The distance between the central maximum and the first minimum is given by:
d = λD/d
where λ is the wavelength of light, D is the distance between the slits and the screen, and d is the distance between the two slits.
Plugging in the values, we get:
d = (5000 × 10^-10)m × 200m / 0.0002m
d = 0.1m
Therefore, the distance between successive maxima is d/2 = 0.05m.
The third maximum is located at x = 3d/2, or:
x = 3(0.05m) / 2
x = 0.075m
So the third maximum is located 7.5 cm away from the central maximum.
To find the position of the third maximum in Young's double slit experiment, we can use the formula:
y = mλL / d
where:
y = position of the maximum
m = order of the maximum (0 for central maximum)
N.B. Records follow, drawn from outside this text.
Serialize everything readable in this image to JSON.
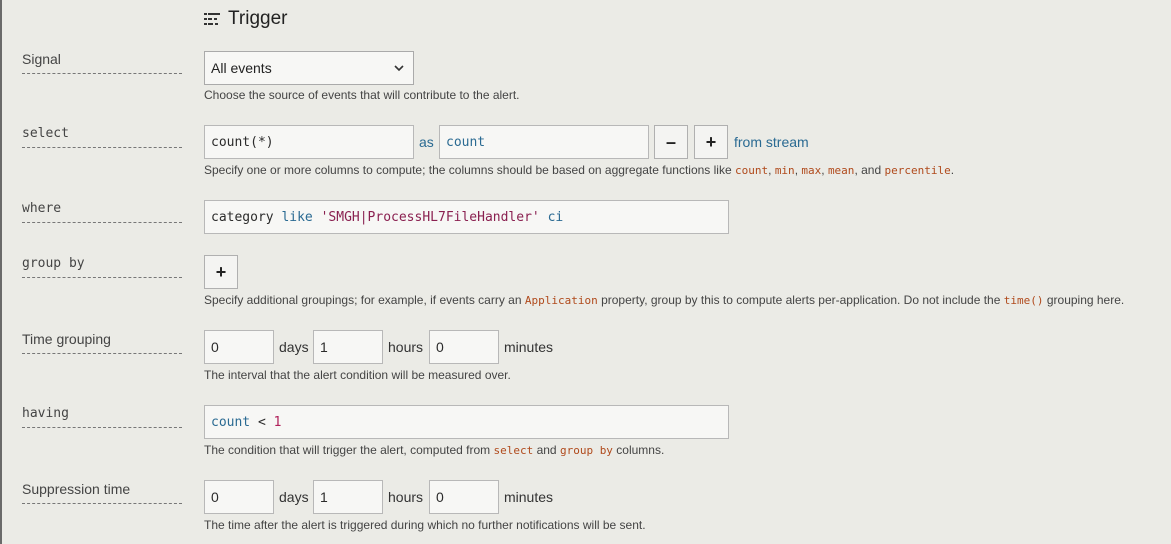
{
  "section": {
    "title": "Trigger",
    "icon": "filter-list-icon"
  },
  "signal": {
    "label": "Signal",
    "selected": "All events",
    "help": "Choose the source of events that will contribute to the alert."
  },
  "select": {
    "label": "select",
    "expression": "count(*)",
    "as_label": "as",
    "alias": "count",
    "remove_label": "–",
    "add_label": "+",
    "from_label": "from stream",
    "help_prefix": "Specify one or more columns to compute; the columns should be based on aggregate functions like",
    "funcs": [
      "count",
      "min",
      "max",
      "mean",
      "percentile"
    ],
    "sep1": ",",
    "sep2": ",",
    "sep3": ",",
    "sep4": ", and",
    "help_suffix": "."
  },
  "where": {
    "label": "where",
    "kw1": "category",
    "op": "like",
    "str": "'SMGH|ProcessHL7FileHandler'",
    "flag": "ci"
  },
  "group_by": {
    "label": "group by",
    "add_label": "+",
    "help_prefix": "Specify additional groupings; for example, if events carry an",
    "help_code1": "Application",
    "help_mid": "property, group by this to compute alerts per-application. Do not include the",
    "help_code2": "time()",
    "help_suffix": "grouping here."
  },
  "time_grouping": {
    "label": "Time grouping",
    "days": "0",
    "days_label": "days",
    "hours": "1",
    "hours_label": "hours",
    "minutes": "0",
    "minutes_label": "minutes",
    "help": "The interval that the alert condition will be measured over."
  },
  "having": {
    "label": "having",
    "lhs": "count",
    "op": "<",
    "rhs": "1",
    "help_prefix": "The condition that will trigger the alert, computed from",
    "help_code1": "select",
    "help_and": "and",
    "help_code2": "group by",
    "help_suffix": "columns."
  },
  "suppression": {
    "label": "Suppression time",
    "days": "0",
    "days_label": "days",
    "hours": "1",
    "hours_label": "hours",
    "minutes": "0",
    "minutes_label": "minutes",
    "help": "The time after the alert is triggered during which no further notifications will be sent."
  }
}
λ = wavelength of the light
L = distance between the slit and the screen
d = distance between the two slits
Given:
Wavelength (λ) = 5000 Angstrom = 5000 x 10^-10 meters
Distance between the slits (d) = 0.2 mm = 0.2 x 10^-3 meters
Distance between the slit and the screen (L) = 200 cm = 200 x 10^-2 meters
To find the position of the third maximum, we set m = 3:
y = (3 * 5000 x 10^-10 * 200 x 10^-2) / (0.2 x 10^-3)
Simplifying,
y = (3 * 5000 * 200) / 0.2
y = 3 * 5000000
y = 15000000
Therefore, the position of the third maximum (taking the central maximum as zeroth maximum) will be at x = 15,000,000.